Il n’est pas plus aisé d’expliquer pourquoi le canal vuide si peu d’eau, sans que la mer Noire qui en reçoit une si prodigieuse quantité, en devienne plus grande. Cette mer reçoit plus de rivieres que la Méditerranée ; les plus grandes de l’Europe y tombent par le moyen du Danube, dans lequel se dégorgent celles de Suabe, de Franconie, de Baviere, d’Autriche, d’Hongrie, de Moravie, de Carinthie, de Croatie, de Bosnie, de Servie, de Transylvanie, de Valaquie ; celles de la Russie-noire & de la Podolie, se rendent dans la même mer, par le moyen du Niester ; celles des parties méridionales & orientales de la Pologne, de la Moscovie septentrionale, & du pays des Cosaques, y entrent par le Nieper ou Borysthene ; le Tanaïs & le Coper ne passent-ils pas dans la mer Noire, par le Bosphore Cimmérien ? les rivieres de la Mingrelie, dont le Phase est la principale, se jettent aussi dans la mer Noire, de même que le Casalmac, le Sangaris & les autres fleuves de l’Asie-mineure, qui ont leur cours vers le nord : néanmoins le Bosphore de Thrace n’est comparable à aucune des rivieres dont on vient de parler.
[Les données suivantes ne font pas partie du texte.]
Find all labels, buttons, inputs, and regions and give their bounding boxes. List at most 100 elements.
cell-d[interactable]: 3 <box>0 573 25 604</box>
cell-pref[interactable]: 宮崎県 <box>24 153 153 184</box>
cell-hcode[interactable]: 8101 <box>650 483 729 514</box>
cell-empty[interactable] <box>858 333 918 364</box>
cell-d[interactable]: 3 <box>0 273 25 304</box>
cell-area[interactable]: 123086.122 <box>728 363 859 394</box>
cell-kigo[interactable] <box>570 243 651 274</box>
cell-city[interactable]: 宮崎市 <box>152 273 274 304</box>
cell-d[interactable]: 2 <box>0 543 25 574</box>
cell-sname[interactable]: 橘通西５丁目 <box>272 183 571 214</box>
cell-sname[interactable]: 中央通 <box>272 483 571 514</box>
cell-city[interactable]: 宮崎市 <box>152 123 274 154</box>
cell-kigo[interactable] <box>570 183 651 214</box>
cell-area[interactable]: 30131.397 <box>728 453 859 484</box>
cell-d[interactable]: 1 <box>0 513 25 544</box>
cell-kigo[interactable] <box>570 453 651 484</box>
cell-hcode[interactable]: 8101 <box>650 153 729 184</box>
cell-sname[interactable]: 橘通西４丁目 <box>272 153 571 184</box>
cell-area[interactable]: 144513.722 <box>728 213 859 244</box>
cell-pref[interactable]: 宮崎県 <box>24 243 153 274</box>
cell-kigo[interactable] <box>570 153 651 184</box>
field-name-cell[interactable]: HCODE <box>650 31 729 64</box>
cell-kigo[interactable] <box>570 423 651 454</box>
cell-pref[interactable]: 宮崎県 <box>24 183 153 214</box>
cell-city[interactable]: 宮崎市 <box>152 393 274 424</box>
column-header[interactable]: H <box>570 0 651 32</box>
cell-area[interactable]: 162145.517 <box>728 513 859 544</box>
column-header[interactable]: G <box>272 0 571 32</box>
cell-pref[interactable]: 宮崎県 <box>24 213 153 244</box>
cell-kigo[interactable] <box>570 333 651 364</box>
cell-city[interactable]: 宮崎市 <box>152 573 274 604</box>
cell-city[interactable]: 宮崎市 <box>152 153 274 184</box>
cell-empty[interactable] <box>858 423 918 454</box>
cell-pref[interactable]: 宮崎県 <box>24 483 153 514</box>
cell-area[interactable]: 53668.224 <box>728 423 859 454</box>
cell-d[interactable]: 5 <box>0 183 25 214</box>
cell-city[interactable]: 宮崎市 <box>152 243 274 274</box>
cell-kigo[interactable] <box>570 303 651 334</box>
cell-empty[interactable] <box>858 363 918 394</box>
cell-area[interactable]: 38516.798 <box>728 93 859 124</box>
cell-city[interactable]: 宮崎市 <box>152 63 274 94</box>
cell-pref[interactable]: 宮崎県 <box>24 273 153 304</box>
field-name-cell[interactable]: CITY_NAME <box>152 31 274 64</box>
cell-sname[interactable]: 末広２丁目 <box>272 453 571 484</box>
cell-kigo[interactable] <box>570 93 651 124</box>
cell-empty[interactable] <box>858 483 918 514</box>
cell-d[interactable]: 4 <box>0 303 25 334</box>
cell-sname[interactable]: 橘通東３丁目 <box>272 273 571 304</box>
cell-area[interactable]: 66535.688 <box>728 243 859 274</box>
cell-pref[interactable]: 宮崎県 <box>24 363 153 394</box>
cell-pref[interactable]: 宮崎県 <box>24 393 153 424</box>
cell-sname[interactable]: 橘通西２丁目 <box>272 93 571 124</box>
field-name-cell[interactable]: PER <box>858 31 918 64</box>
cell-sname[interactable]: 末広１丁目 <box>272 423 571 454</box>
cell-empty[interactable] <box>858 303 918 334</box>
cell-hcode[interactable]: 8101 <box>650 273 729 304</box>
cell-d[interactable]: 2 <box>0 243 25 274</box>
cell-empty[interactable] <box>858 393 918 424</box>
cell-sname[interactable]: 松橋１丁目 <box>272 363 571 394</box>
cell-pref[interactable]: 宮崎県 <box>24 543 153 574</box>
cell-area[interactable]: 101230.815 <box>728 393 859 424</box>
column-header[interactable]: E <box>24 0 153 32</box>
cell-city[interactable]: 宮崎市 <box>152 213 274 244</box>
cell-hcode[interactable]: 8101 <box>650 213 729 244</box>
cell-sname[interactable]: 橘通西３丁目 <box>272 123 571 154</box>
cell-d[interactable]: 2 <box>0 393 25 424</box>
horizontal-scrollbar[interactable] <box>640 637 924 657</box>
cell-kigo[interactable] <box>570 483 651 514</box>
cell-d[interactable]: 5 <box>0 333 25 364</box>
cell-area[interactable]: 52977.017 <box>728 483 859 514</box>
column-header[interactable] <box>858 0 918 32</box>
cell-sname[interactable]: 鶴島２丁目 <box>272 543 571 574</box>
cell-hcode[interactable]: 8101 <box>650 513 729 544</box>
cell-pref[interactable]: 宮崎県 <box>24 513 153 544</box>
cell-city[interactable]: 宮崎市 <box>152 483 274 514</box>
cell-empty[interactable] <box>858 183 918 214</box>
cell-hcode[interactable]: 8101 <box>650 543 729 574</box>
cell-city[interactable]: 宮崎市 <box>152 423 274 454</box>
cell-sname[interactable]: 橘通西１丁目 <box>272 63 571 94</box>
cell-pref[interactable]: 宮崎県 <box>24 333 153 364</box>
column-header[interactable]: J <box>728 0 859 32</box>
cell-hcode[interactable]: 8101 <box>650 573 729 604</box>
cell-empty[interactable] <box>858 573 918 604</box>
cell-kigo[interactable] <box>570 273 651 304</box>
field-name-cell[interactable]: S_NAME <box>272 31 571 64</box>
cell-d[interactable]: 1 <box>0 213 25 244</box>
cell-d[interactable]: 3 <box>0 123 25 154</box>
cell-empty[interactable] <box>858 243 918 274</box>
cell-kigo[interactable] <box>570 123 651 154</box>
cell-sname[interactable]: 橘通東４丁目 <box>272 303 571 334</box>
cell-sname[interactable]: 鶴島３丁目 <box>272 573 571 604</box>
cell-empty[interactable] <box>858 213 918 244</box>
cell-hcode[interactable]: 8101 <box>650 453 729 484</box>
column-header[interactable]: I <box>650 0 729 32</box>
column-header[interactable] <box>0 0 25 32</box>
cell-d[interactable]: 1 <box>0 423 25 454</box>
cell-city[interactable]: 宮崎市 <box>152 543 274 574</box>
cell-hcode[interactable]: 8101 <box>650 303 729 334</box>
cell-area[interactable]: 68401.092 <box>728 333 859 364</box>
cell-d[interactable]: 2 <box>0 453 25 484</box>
Il est certain d’ailleurs que la mer Noire ne grossit pas, quoiqu’en bonne physique, un réservoir augmente quand sa décharge ne répond pas à la quantité d’eau qu’il reçoit. Il faut que la mer Noire, indépendamment de son évaporation par le soleil, se vuide & par des canaux souterrains qui traversent peut-être l’Asie & l’Europe, & par la dépense continuelle de ses eaux, lesquelles s’evaporent en partie, en partie s’abreuvent dans la terre, & s’écoulent bien loin des côtes.

Quelque rapide que soit le cours des eaux dans le canal de la mer Noire, elles n’ont pas laissé de se geler dans les plus grands hivers. Zonare assure qu’il y en eut un si rude sous Constantin Copronime, que l’on passoit à pié sur la glace, de Constantinople à Scutari ; la glace soutenoit même les charrettes. Ce fut bien autre chose en 401, sous l’empire d’Arcadius : la mer Noire fut gelée pendant 20 jours ; & quand la glace fut rompue, on en voyoit passer devant Constantinople des monceaux effroyables.

D’un autre côté, quoi qu’en aient dit les anciens, & quoi que pensent les Turcs de cette mer, qu’ils ont nommée Noire, elle n’a rien de noir que le nom ; les vents n’y souflent pas avec plus de furie, & les orages n’y sont guere plus fréquens que sur les autres mers. Il faut cependant pardonner les exagérations aux poëtes anciens, & sut-tout aux chagrins d’Ovide ; mais le sable de la mer Noire est de même couleur que celui de la mer Blanche, & ses eaux sont aussi claires : en un mot, si les côtes de cette mer, qui passent pour fort dangereuses, paroissent sombres de loin, ce sont les bois qui les couvrent, ou le grand éloignement qui leur donnent le coup d’œil noirâtre.

Valerius Flaccus, qui a décrit poétiquement le voyage des Argonautes, assure que le ciel de la mer Noire est toujours brouillé, & qu’on n’y voit jamais de tems bien formé ; mais nos navigateurs qui ont couru cette mer, démentent hautement ce fameux poëte latin.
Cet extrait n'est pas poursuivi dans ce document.